Mary Wilson, une voix des Supremes s’éteint

11 février 2021 | PAR Lise Ripoche

Au sein du trio historique des Supremes, Mary Wilson avait la voix et le caractère. Elle est décédée à l’âge de 76 ans le 8 février 2021 dans sa maison de Las Vegas.

 

Du berceau du blues aux racines de la soul

Née dans une famille modeste dans le berceau du blues à Greenville, elle grandi à Detroit ville de la soul sous l’influence grandissant de la maison de disques Motown de Berry Gordy. De concours de chant de son école aux choeurs, Mary Wilson attend longtemps le succès, jusqu’à obtenir d’être auditionnée par Berry Gordy. Celui-ci forme The Supremes et façonne pour Florence Ballard, Mary Wilson et Diana Ross cette image de glamour léger, de féminin pailleté qui chantent l’amour sous toutes ses formes. 
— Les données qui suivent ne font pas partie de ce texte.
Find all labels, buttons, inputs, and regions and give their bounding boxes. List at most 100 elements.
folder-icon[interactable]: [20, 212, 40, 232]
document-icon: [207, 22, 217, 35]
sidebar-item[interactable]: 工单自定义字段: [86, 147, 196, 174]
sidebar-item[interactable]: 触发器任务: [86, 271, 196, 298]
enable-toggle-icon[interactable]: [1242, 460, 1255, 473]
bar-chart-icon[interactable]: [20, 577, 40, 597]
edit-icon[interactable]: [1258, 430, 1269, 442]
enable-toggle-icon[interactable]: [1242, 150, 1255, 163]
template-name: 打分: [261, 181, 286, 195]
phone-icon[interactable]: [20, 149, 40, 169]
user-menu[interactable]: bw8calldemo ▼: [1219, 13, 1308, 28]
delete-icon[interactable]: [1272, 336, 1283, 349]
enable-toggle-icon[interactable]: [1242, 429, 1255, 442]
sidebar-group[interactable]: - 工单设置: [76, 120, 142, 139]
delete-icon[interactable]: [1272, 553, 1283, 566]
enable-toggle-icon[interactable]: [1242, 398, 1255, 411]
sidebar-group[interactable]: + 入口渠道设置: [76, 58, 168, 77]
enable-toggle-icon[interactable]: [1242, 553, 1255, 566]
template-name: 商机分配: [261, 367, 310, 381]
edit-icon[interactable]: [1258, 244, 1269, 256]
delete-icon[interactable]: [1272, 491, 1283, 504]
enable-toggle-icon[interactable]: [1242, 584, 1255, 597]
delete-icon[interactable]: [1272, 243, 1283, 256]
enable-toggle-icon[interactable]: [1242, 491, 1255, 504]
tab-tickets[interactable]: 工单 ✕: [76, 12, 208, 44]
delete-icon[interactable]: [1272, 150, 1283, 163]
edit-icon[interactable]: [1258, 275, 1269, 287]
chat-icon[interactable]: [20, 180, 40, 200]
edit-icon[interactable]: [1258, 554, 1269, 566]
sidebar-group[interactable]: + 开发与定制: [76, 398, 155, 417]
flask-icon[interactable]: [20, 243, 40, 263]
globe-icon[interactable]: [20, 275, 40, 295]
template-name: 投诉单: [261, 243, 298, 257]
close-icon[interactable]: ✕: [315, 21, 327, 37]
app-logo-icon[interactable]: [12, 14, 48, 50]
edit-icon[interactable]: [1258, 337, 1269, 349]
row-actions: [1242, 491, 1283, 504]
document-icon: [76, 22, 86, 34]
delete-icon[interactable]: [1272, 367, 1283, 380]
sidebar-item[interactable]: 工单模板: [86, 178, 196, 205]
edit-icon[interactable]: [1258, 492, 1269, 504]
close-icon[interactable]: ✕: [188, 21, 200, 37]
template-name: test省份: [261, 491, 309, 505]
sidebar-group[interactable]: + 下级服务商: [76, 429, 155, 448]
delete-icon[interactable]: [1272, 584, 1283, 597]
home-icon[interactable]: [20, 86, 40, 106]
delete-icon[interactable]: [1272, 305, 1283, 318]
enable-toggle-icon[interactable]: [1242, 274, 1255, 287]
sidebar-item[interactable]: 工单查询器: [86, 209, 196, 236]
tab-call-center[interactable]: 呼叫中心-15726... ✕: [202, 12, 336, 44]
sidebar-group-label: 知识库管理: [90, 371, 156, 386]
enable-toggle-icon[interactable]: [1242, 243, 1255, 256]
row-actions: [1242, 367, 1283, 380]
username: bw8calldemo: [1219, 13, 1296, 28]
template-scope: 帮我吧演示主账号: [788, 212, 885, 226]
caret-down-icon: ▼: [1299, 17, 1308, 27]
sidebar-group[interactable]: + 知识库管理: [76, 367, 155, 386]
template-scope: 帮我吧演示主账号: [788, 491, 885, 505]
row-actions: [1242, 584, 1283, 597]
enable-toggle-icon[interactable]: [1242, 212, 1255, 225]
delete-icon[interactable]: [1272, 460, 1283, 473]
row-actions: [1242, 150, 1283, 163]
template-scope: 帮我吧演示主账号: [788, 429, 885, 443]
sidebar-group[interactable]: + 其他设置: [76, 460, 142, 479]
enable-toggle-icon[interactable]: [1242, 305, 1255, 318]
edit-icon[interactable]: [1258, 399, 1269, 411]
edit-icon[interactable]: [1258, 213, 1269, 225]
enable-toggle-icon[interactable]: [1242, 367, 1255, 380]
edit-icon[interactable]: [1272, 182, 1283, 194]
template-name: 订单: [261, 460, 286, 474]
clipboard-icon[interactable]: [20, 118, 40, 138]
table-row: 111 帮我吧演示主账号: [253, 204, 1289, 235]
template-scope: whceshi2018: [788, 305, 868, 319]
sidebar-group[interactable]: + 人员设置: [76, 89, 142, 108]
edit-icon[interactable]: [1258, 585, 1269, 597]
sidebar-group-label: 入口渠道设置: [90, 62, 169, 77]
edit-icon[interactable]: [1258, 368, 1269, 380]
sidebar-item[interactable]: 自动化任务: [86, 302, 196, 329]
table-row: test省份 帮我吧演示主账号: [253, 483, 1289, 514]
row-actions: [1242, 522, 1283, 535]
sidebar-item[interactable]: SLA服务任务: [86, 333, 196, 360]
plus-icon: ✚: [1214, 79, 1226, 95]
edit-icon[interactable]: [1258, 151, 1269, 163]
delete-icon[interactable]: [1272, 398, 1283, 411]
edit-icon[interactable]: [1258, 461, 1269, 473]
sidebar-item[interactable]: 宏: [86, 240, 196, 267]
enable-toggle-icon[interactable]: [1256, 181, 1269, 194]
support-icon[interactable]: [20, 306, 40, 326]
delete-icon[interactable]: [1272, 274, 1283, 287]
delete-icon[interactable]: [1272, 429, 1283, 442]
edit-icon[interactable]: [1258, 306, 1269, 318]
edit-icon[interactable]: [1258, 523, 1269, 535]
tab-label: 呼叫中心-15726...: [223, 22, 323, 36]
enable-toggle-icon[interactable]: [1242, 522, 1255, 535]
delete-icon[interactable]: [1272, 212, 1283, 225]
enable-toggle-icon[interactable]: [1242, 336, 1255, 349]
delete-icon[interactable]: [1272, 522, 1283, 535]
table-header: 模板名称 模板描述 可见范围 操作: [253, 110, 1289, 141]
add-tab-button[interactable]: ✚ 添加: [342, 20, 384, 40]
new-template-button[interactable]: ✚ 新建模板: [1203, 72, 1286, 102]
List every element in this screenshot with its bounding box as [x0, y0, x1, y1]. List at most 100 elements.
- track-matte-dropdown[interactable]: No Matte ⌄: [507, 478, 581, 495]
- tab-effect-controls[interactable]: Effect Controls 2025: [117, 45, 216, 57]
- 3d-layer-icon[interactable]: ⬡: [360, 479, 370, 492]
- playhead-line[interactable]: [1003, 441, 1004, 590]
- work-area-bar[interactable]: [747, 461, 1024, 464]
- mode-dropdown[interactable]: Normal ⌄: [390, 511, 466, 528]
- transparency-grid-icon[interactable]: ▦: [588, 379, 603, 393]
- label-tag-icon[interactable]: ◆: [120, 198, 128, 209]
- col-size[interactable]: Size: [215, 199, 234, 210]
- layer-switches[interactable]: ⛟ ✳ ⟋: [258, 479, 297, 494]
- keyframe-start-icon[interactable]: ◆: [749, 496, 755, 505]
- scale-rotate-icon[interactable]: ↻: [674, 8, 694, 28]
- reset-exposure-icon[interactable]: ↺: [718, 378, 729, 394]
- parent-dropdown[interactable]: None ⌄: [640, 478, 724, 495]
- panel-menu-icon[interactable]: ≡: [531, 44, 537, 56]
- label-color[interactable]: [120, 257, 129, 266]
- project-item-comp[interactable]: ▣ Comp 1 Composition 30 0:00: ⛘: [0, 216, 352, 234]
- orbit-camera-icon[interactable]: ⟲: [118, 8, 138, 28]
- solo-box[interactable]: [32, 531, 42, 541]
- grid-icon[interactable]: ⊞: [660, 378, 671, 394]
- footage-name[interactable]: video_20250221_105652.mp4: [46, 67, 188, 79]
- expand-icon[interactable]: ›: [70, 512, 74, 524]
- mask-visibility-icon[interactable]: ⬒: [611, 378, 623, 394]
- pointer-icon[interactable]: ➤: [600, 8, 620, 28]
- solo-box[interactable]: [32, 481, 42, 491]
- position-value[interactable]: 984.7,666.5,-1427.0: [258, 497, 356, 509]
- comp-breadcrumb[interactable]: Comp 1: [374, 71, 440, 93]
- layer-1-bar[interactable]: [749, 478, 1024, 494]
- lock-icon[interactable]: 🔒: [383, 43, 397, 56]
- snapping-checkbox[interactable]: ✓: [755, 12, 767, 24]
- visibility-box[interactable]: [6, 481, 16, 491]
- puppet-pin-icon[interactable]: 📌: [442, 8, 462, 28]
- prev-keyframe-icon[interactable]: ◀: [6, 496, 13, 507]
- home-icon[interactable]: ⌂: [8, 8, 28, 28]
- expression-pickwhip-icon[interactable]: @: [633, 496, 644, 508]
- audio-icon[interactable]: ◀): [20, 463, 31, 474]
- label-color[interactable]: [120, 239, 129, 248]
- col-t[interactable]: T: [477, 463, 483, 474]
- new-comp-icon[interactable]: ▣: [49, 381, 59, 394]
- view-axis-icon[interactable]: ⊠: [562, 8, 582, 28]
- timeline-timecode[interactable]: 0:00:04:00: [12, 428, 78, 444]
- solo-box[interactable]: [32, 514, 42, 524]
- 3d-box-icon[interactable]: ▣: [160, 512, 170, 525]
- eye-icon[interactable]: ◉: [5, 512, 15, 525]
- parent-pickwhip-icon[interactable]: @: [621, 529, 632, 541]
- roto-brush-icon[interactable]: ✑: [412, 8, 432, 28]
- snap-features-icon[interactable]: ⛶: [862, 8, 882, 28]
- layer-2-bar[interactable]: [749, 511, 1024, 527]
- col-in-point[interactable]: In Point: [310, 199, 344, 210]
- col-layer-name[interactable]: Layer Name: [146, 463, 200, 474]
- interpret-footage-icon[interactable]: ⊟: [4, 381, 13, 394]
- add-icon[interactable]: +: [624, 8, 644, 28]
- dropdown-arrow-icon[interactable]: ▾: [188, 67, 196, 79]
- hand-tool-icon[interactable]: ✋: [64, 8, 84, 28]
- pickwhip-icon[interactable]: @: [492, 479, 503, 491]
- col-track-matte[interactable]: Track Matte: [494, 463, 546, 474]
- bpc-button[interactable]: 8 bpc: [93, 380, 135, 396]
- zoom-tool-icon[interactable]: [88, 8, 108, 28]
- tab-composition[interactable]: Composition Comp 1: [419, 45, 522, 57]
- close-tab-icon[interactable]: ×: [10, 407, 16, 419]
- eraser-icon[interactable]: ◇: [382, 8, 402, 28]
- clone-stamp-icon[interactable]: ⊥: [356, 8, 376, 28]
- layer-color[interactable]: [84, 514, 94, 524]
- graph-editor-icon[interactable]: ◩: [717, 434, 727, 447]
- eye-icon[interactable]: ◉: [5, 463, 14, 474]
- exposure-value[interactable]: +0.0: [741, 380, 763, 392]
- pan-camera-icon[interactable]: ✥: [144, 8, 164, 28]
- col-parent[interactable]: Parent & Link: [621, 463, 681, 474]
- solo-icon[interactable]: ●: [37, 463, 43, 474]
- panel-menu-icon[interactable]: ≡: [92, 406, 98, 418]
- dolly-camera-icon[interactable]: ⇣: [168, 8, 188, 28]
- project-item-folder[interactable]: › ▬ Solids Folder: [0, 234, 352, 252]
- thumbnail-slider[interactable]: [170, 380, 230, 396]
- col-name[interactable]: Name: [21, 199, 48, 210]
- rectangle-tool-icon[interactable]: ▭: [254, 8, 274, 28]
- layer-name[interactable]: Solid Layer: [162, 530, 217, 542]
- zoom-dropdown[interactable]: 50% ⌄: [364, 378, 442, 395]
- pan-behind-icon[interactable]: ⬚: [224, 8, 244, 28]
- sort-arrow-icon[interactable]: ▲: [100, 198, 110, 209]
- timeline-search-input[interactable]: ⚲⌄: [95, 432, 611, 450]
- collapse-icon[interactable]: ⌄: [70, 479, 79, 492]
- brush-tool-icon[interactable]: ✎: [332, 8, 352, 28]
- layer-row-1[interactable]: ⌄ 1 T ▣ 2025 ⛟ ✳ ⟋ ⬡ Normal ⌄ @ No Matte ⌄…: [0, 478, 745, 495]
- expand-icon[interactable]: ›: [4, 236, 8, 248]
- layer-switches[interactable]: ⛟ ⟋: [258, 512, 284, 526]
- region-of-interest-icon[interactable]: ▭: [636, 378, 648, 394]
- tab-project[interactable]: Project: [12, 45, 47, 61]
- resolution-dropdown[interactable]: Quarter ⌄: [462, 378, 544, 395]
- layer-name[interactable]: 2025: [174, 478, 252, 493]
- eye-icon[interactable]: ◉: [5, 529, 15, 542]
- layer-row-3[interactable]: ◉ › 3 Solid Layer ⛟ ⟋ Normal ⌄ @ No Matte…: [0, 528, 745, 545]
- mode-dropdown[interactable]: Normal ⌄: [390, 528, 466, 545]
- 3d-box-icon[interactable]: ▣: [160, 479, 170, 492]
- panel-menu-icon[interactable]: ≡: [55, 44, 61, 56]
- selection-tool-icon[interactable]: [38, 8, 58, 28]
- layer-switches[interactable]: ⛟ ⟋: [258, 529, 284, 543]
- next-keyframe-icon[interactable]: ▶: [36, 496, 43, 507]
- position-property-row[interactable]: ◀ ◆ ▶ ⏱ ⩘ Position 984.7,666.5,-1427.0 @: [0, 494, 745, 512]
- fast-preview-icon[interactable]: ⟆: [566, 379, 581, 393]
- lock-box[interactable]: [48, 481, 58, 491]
Les Supremes dominèrent les hits américains de 1964 à 1969, marquant l’âge d’or de la maison de disques Motown. Douze de leurs titres ont été premiers des hits à cette période: Where did our love go, You can’t hurry love,Baby Love, You keep me Hangin’On. Alors que le Civil Rights est signé en 1964, actant légalement la fin des discriminations raciales The Supremes parviennent rapidement à séduire toute la jeunesse. 

 

Une voix à part entière

Des trois, Mary Wilson était sans doute la plus discrète, relativement éclipsée par la présence de Diana Ross, placée par Motown sous le feu des projecteurs. Le fondateur de Motown, Berry Gordy lui a pourtant rendu hommage, la qualifiant de « vedette à part entière ». Lorsqu’on l’interrogeait sur une possible réunion du groupe, elle répondait « ça dépend de Diana » puis rapidement balayait la question avec insouciance: «  Mais je ne pense pas qu’elle le veuille. Alors, je continue ma vie. Je vois ça comme ça, surtout avec cette pandémie : qui sait quand la fin viendra ? Et à 76 ans et demi, je ne vais pas rester assise à attendre quelque chose. Comme disait ma mère, on ne pleure pas sur du lait renversé. J’ai trop de choses à vivre pour le moment, trop de raisons d’être heureuse pour m’en soucier. » disait-elle en ce début d’année au Hollywood Reporter.

 The Supremes fait partie de ces groupes qui ont réussi à marquer une époque sans s’y laisser oublier. The Supremes ce sont des titres qu’on met encore pour danser tout seul chez soi, dont on connaît les paroles par coeur. On les chante pour soi ou face à face avec quelqu’un au moment d’une vraie-fausse déclaration d’amour.